Entsiegelungspläne in Mitte: Berliner Bezirk will seine Gullys umbauen – 14.000 Parkplätze könnten wegfallen

60 Prozent der Fläche des Bezirks Mitte sind versiegelt. „Grüne Gullys“ sollen das ändern. Durch Sickergruben soll kostbares Regenwasser aufgefangen werden.

Es ist im Wortsinn ein Tropfen auf den heißen Stein. Der Berliner Bezirk Mitte will in diesem Jahr 5000 Quadratmeter Fläche entsiegeln, also Beton, Stein oder Asphalt entfernen. Ziel sind 150.000 Quadratmeter, sagte Bezirksstadträtin Almut Neumann (Grüne) am Donnerstag.

Dieses Ziel zu erreichen, würde also 35 Jahre dauern. Zu lange, sagt die Stadträtin. Also muss ein Trick her, und der heißt „grüner Gully“. Im gesamten Nebenstraßennetz des Bezirks soll um alle geeigneten Gullys eine Art Sickergrube gebaut werden. In diesen Gruben würde sich das kostbare Wasser erst einmal sammeln und nur bei Starkregen in der Kanalisation verschwinden.

Oberstes Ziel sei, Wasser in den Boden zu leiten. „Jeder Regentropfen zählt“, sagte Neumann. Berliner Hauptstraßen seien ungeeignet, da dort zu viele Schadstoffe, zum Beispiel vom Autoreifenabrieb, in den Boden gelangen würden.

14.000 Parkplätze würden im Bezirk wegfallen

Geeignet sind 7200 der geschätzt 9000 „Straßenabläufe“, hat das Bezirksamt ausgerechnet, nur die Abläufe an Kreuzungen oder Einfahrten sollen nicht umgebaut werden. Da pro Gully etwa 25 Quadratmeter rundherum entsiegelt werden, kostet das pro Gully etwa 10.000 Euro sowie zwei Parkplätze, sagte die Grüne-Stadträtin. Durch das Programm würden also bezirksweit 14.000 Parkplätze wegfallen.

Der Nutzen wäre aber groß, weil so in der Summe vier Millionen Quadratmeter Fahrbahn von der Kanalisation „abgekoppelt“ werden könnten, wie Neumann vorrechnete. Diese einzelnen Sickergruben wären einfacher zu schaffen als ein Komplettumbau einer Straße.
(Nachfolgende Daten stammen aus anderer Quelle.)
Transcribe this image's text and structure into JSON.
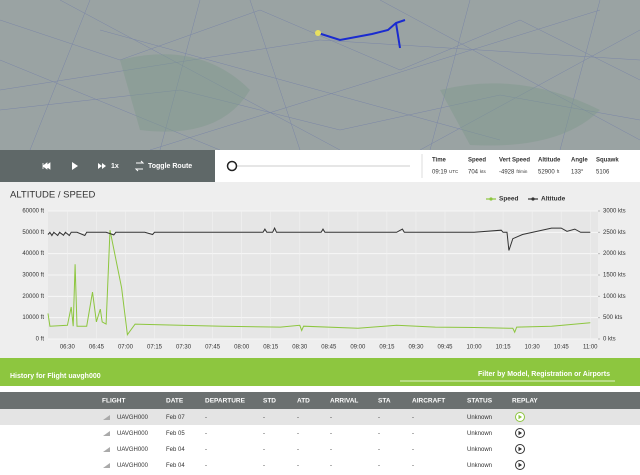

Und mit klassischer Entsiegelung wäre eine solch große Fläche nicht zu erreichen.

150.000
Quadratmeter Fläche will der Bezirk Mitte entsiegeln

Das hat der Bezirk in diesem Jahr gemerkt. 5000 Quadratmeter wurden entsiegelt. 3000 davon auf einer einzelnen Fläche, dem ehemaligen Kiesumschlagplatz am Hohenzollernkanal im Ortsteil Wedding. Solche großen Flächen gebe es aber keine weiteren, hieß es.

Die anderen Projekte sind deutlich kleiner: 30 Quadratmeter wurden entsiegelt durch größere Baumscheiben in der Thomasiusstraße in Moabit, das ist nur die Fläche eines Wohnzimmers. Doch in die Bordsteine um die Baumscheiben wurden Lücken gefräst, nun kann Wasser von der Fahrbahn in die Baumscheibe laufen und dort versickern – noch ein Trick.

1200 Quadratmeter sollen in der Pohlstraße und Kluckstraße bald hinzukommen, 400 in der Triftstraße und 250 in der Gerichtstraße (beide Wedding). Zur Einordnung: Der Bezirk hat fast 40 Quadratkilometer Fläche, also 40 Millionen Quadratmeter. Sechs Quadratkilometer sind Parks, acht Quadratkilometer gehören Straßen- und Bahnverkehr, der überwiegende Rest ist Siedlungsfläche. Zu dieser gehören auch Parkplätze auf Privatgelände.

Wenn Neumann aus ihrem Rathaus blickt, sieht sie fast nur Asphalt. Die Flächen gehörten leider nicht dem Bezirk, bedauerte die Stadträtin.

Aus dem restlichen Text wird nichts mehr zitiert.